An Act to amend the Sentencing Act 1997

[Royal Assent 19 September 2001]

Be it enacted by His Excellency the Governor of Tasmania, by and with the advice and consent of the Legislative Council and House of Assembly, in Parliament assembled, as follows:

1.   Short title

This Act may be cited as the Sentencing Amendment Act 2001 .

2.   Commencement

This Act commences on the day on which this Act receives the Royal Assent.

3.   Principal Act

In this Act, the Sentencing Act 1997 is referred to as the Principal Act.

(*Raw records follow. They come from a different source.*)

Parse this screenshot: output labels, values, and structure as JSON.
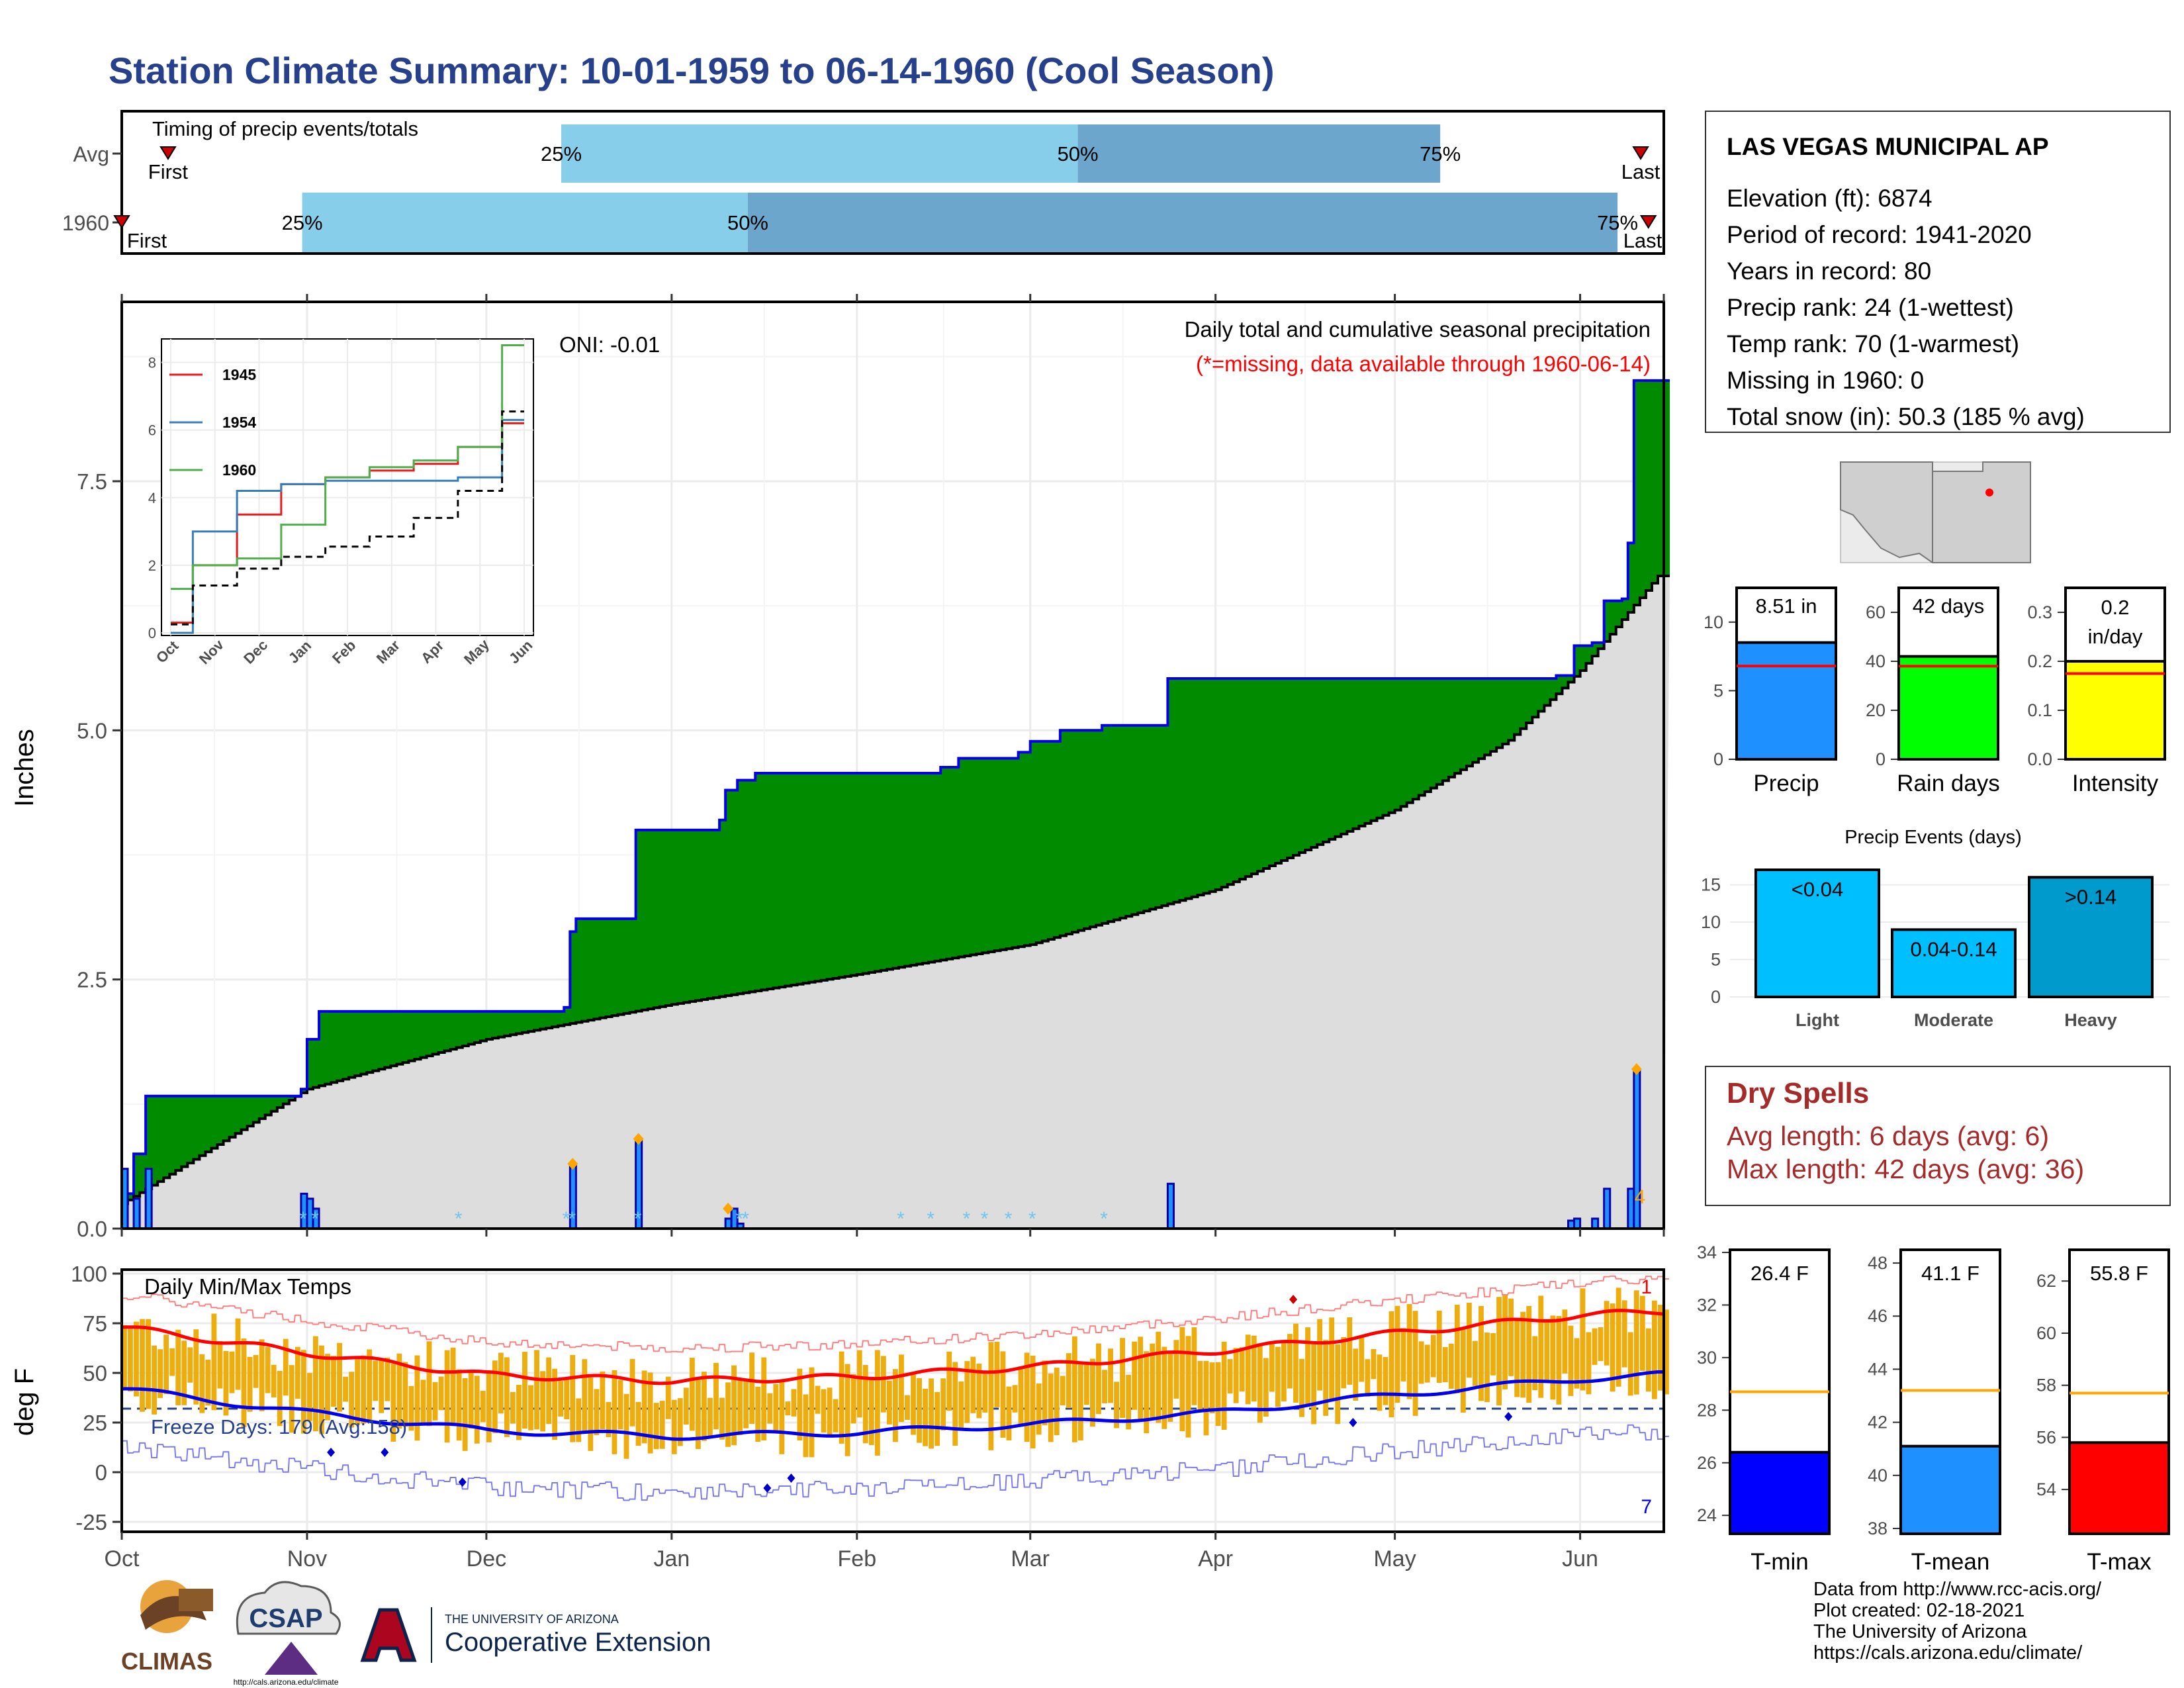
{
  "title": "Station Climate Summary: 10-01-1959 to 06-14-1960 (Cool Season)",
  "colors": {
    "title": "#27408B",
    "green": "#008B00",
    "gray": "#DDDDDD",
    "blue_line": "#0000EE",
    "light_blue": "#87CEEB",
    "steel_blue": "#6CA6CD",
    "precip_blue": "#1E90FF",
    "rain_green": "#00FF00",
    "intensity_yellow": "#FFFF00",
    "events_light": "#00BFFF",
    "events_heavy": "#009ACD",
    "temp_bar": "#EEAD0E",
    "red": "#FF0000",
    "dry_spell": "#A52A2A",
    "orange_marker": "#FFA500"
  },
  "timing": {
    "label": "Timing of precip events/totals",
    "rows": [
      {
        "name": "Avg",
        "first_label": "First",
        "last_label": "Last",
        "p25": "25%",
        "p50": "50%",
        "p75": "75%",
        "first": 0.03,
        "q25": 0.285,
        "q50": 0.62,
        "q75": 0.855,
        "last": 0.985
      },
      {
        "name": "1960",
        "first_label": "First",
        "last_label": "Last",
        "p25": "25%",
        "p50": "50%",
        "p75": "75%",
        "first": 0.0,
        "q25": 0.117,
        "q50": 0.406,
        "q75": 0.97,
        "last": 0.99
      }
    ]
  },
  "station": {
    "name": "LAS VEGAS MUNICIPAL AP",
    "lines": [
      "Elevation (ft): 6874",
      "Period of record: 1941-2020",
      "Years in record: 80",
      "Precip rank: 24 (1-wettest)",
      "Temp rank: 70 (1-warmest)",
      "Missing in 1960: 0",
      "Total snow (in): 50.3 (185 % avg)"
    ]
  },
  "main_chart": {
    "ylabel": "Inches",
    "oni": "ONI: -0.01",
    "note1": "Daily total and cumulative seasonal precipitation",
    "note2": "(*=missing, data available through 1960-06-14)",
    "yticks": [
      "0.0",
      "2.5",
      "5.0",
      "7.5"
    ],
    "ylim": [
      0,
      9.3
    ],
    "end_count": "4"
  },
  "chart_data": [
    {
      "type": "area",
      "title": "Daily total and cumulative seasonal precipitation",
      "ylabel": "Inches",
      "ylim": [
        0,
        9.3
      ],
      "series": [
        {
          "name": "Cumulative 1959-60",
          "points": [
            [
              "1959-10-01",
              0.35
            ],
            [
              "1959-10-03",
              0.75
            ],
            [
              "1959-10-05",
              1.33
            ],
            [
              "1959-10-31",
              1.4
            ],
            [
              "1959-11-01",
              1.9
            ],
            [
              "1959-11-03",
              2.18
            ],
            [
              "1959-12-14",
              2.22
            ],
            [
              "1959-12-15",
              2.98
            ],
            [
              "1959-12-16",
              3.11
            ],
            [
              "1959-12-25",
              3.11
            ],
            [
              "1959-12-26",
              4.0
            ],
            [
              "1960-01-09",
              4.1
            ],
            [
              "1960-01-10",
              4.4
            ],
            [
              "1960-01-12",
              4.5
            ],
            [
              "1960-01-15",
              4.57
            ],
            [
              "1960-02-15",
              4.63
            ],
            [
              "1960-02-18",
              4.72
            ],
            [
              "1960-02-28",
              4.78
            ],
            [
              "1960-03-01",
              4.89
            ],
            [
              "1960-03-06",
              5.0
            ],
            [
              "1960-03-13",
              5.05
            ],
            [
              "1960-03-24",
              5.52
            ],
            [
              "1960-05-04",
              5.52
            ],
            [
              "1960-05-28",
              5.55
            ],
            [
              "1960-05-31",
              5.85
            ],
            [
              "1960-06-03",
              5.88
            ],
            [
              "1960-06-05",
              6.3
            ],
            [
              "1960-06-08",
              6.32
            ],
            [
              "1960-06-09",
              6.88
            ],
            [
              "1960-06-10",
              8.51
            ],
            [
              "1960-06-14",
              8.51
            ]
          ]
        },
        {
          "name": "Average cumulative",
          "points": [
            [
              "1959-10-01",
              0.25
            ],
            [
              "1959-11-01",
              1.4
            ],
            [
              "1959-12-01",
              1.9
            ],
            [
              "1960-01-01",
              2.25
            ],
            [
              "1960-02-01",
              2.55
            ],
            [
              "1960-03-01",
              2.85
            ],
            [
              "1960-04-01",
              3.4
            ],
            [
              "1960-05-01",
              4.2
            ],
            [
              "1960-05-20",
              4.9
            ],
            [
              "1960-06-01",
              5.6
            ],
            [
              "1960-06-14",
              6.55
            ]
          ]
        }
      ]
    },
    {
      "type": "bar",
      "title": "Daily precipitation",
      "ylabel": "Inches",
      "points": [
        [
          "1959-10-01",
          0.6
        ],
        [
          "1959-10-03",
          0.3
        ],
        [
          "1959-10-05",
          0.6
        ],
        [
          "1959-10-31",
          0.35
        ],
        [
          "1959-11-01",
          0.3
        ],
        [
          "1959-11-02",
          0.2
        ],
        [
          "1959-12-15",
          0.65
        ],
        [
          "1959-12-26",
          0.9
        ],
        [
          "1960-01-10",
          0.1
        ],
        [
          "1960-01-11",
          0.2
        ],
        [
          "1960-01-12",
          0.05
        ],
        [
          "1960-03-24",
          0.45
        ],
        [
          "1960-05-30",
          0.08
        ],
        [
          "1960-05-31",
          0.1
        ],
        [
          "1960-06-03",
          0.1
        ],
        [
          "1960-06-05",
          0.4
        ],
        [
          "1960-06-09",
          0.4
        ],
        [
          "1960-06-10",
          1.6
        ]
      ]
    },
    {
      "type": "line",
      "title": "Cumulative precipitation (inset)",
      "categories": [
        "Oct",
        "Nov",
        "Dec",
        "Jan",
        "Feb",
        "Mar",
        "Apr",
        "May",
        "Jun"
      ],
      "ylim": [
        0,
        8.5
      ],
      "series": [
        {
          "name": "1945",
          "values": [
            0.3,
            2.0,
            3.5,
            4.4,
            4.6,
            4.8,
            5.0,
            5.5,
            6.2
          ]
        },
        {
          "name": "1954",
          "values": [
            0.0,
            3.0,
            4.2,
            4.4,
            4.5,
            4.5,
            4.5,
            4.6,
            6.3
          ]
        },
        {
          "name": "1960",
          "values": [
            1.3,
            2.0,
            2.2,
            3.2,
            4.6,
            4.9,
            5.1,
            5.5,
            8.51
          ]
        },
        {
          "name": "Average",
          "values": [
            0.25,
            1.4,
            1.9,
            2.25,
            2.55,
            2.85,
            3.4,
            4.2,
            6.55
          ]
        }
      ]
    },
    {
      "type": "bar",
      "title": "Daily Min/Max Temps",
      "ylabel": "deg F",
      "ylim": [
        -30,
        102
      ],
      "freeze_days": "Freeze Days: 179 (Avg:158)",
      "series": [
        {
          "name": "Avg max",
          "points": [
            [
              "1959-10-01",
              73
            ],
            [
              "1959-11-01",
              60
            ],
            [
              "1959-12-01",
              49
            ],
            [
              "1960-01-01",
              46
            ],
            [
              "1960-02-01",
              48
            ],
            [
              "1960-03-01",
              53
            ],
            [
              "1960-04-01",
              61
            ],
            [
              "1960-05-01",
              70
            ],
            [
              "1960-06-01",
              79
            ],
            [
              "1960-06-14",
              81
            ]
          ]
        },
        {
          "name": "Avg min",
          "points": [
            [
              "1959-10-01",
              42
            ],
            [
              "1959-11-01",
              30
            ],
            [
              "1959-12-01",
              21
            ],
            [
              "1960-01-01",
              18
            ],
            [
              "1960-02-01",
              20
            ],
            [
              "1960-03-01",
              24
            ],
            [
              "1960-04-01",
              30
            ],
            [
              "1960-05-01",
              39
            ],
            [
              "1960-06-01",
              47
            ],
            [
              "1960-06-14",
              49
            ]
          ]
        }
      ]
    },
    {
      "type": "bar",
      "title": "Season summary",
      "categories": [
        "Precip",
        "Rain days",
        "Intensity"
      ],
      "values": [
        8.51,
        42,
        0.2
      ],
      "averages": [
        6.8,
        38,
        0.175
      ]
    },
    {
      "type": "bar",
      "title": "Precip Events (days)",
      "categories": [
        "Light",
        "Moderate",
        "Heavy"
      ],
      "values": [
        17,
        9,
        16
      ],
      "ylim": [
        0,
        17
      ]
    },
    {
      "type": "bar",
      "title": "Mean temperatures",
      "categories": [
        "T-min",
        "T-mean",
        "T-max"
      ],
      "values": [
        26.4,
        41.1,
        55.8
      ],
      "averages": [
        28.7,
        43.2,
        57.7
      ]
    }
  ],
  "x_months": [
    "Oct",
    "Nov",
    "Dec",
    "Jan",
    "Feb",
    "Mar",
    "Apr",
    "May",
    "Jun"
  ],
  "inset": {
    "legend": [
      "1945",
      "1954",
      "1960"
    ],
    "yticks": [
      "0",
      "2",
      "4",
      "6",
      "8"
    ],
    "xticks": [
      "Oct",
      "Nov",
      "Dec",
      "Jan",
      "Feb",
      "Mar",
      "Apr",
      "May",
      "Jun"
    ]
  },
  "temp_chart": {
    "title": "Daily Min/Max Temps",
    "ylabel": "deg F",
    "freeze": "Freeze Days: 179 (Avg:158)",
    "yticks": [
      "-25",
      "0",
      "25",
      "50",
      "75",
      "100"
    ],
    "count_top": "1",
    "count_bottom": "7"
  },
  "summary_bars": [
    {
      "label": "Precip",
      "value_text": "8.51 in",
      "ticks": [
        "0",
        "5",
        "10"
      ],
      "max": 12.5,
      "value": 8.51,
      "avg": 6.8
    },
    {
      "label": "Rain days",
      "value_text": "42 days",
      "ticks": [
        "0",
        "20",
        "40",
        "60"
      ],
      "max": 70,
      "value": 42,
      "avg": 38
    },
    {
      "label": "Intensity",
      "value_text": "0.2 in/day",
      "ticks": [
        "0.0",
        "0.1",
        "0.2",
        "0.3"
      ],
      "max": 0.35,
      "value": 0.2,
      "avg": 0.175
    }
  ],
  "events": {
    "title": "Precip Events (days)",
    "ticks": [
      "0",
      "5",
      "10",
      "15"
    ],
    "bars": [
      {
        "label": "Light",
        "text": "<0.04",
        "value": 17
      },
      {
        "label": "Moderate",
        "text": "0.04-0.14",
        "value": 9
      },
      {
        "label": "Heavy",
        "text": ">0.14",
        "value": 16
      }
    ]
  },
  "dry_spells": {
    "title": "Dry Spells",
    "line1": "Avg length: 6 days (avg: 6)",
    "line2": "Max length: 42 days (avg: 36)"
  },
  "temp_bars": [
    {
      "label": "T-min",
      "value_text": "26.4 F",
      "ticks": [
        "24",
        "26",
        "28",
        "30",
        "32",
        "34"
      ],
      "min": 23.3,
      "max": 34.1,
      "value": 26.4,
      "avg": 28.7
    },
    {
      "label": "T-mean",
      "value_text": "41.1 F",
      "ticks": [
        "38",
        "40",
        "42",
        "44",
        "46",
        "48"
      ],
      "min": 37.8,
      "max": 48.5,
      "value": 41.1,
      "avg": 43.2
    },
    {
      "label": "T-max",
      "value_text": "55.8 F",
      "ticks": [
        "54",
        "56",
        "58",
        "60",
        "62"
      ],
      "min": 52.3,
      "max": 63.2,
      "value": 55.8,
      "avg": 57.7
    }
  ],
  "logos": {
    "climas": "CLIMAS",
    "csap": "CSAP",
    "csap_url": "http://cals.arizona.edu/climate",
    "ua_small": "THE UNIVERSITY OF ARIZONA",
    "ua_big": "Cooperative Extension"
  },
  "credits": [
    "Data from http://www.rcc-acis.org/",
    "Plot created: 02-18-2021",
    "The University of Arizona",
    "https://cals.arizona.edu/climate/"
  ]
}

4.    Section 36A inserted

After section 36 of the Principal Act , the following section is inserted in Part 4:

36A.   Offender discharging order is taken to be Crown employee for certain purposes

(1)  An offender discharging a community service order is, for the purposes of the Workers Rehabilitation and Compensation Act 1988 , taken to be a worker employed by the Crown and being paid at the greater of the following rates:
(a) a rate equal to the basic salary within the meaning of that Act;
(b) the rate of the offender's normal weekly earnings, if any, within the meaning of section 69 of that Act.
(2)  An offender is taken to be discharging a community service order for the purposes of this section if he or she is –
(a) performing a required activity; or
(b) making a required journey.
(3)  For subsection (2)(a) , an offender is taken to be performing a required activity if he or she is –
(a) reporting to the offender's probation officer or supervisor for the purposes of the order; or
(b) doing community service in accordance with the order; or
(c) attending an educational, rehabilitation or other program in accordance with the order; or
(d) doing something else at the request or direction of, or with the express or implied authority of, the offender's probation officer or supervisor.
(4)  For subsection (2)(b)  –
(a) a required journey is a journey made for the purposes of, or in connection with, a required activity; but
(b) a journey is not taken to be a required journey by reason only of the fact that it is for the purpose of enabling an offender to travel –
(i) from his or her place of residence to the place at which he or she is required to perform a required activity; or
(ii) from the place at which he or she is required to perform a required activity to his or her place of residence.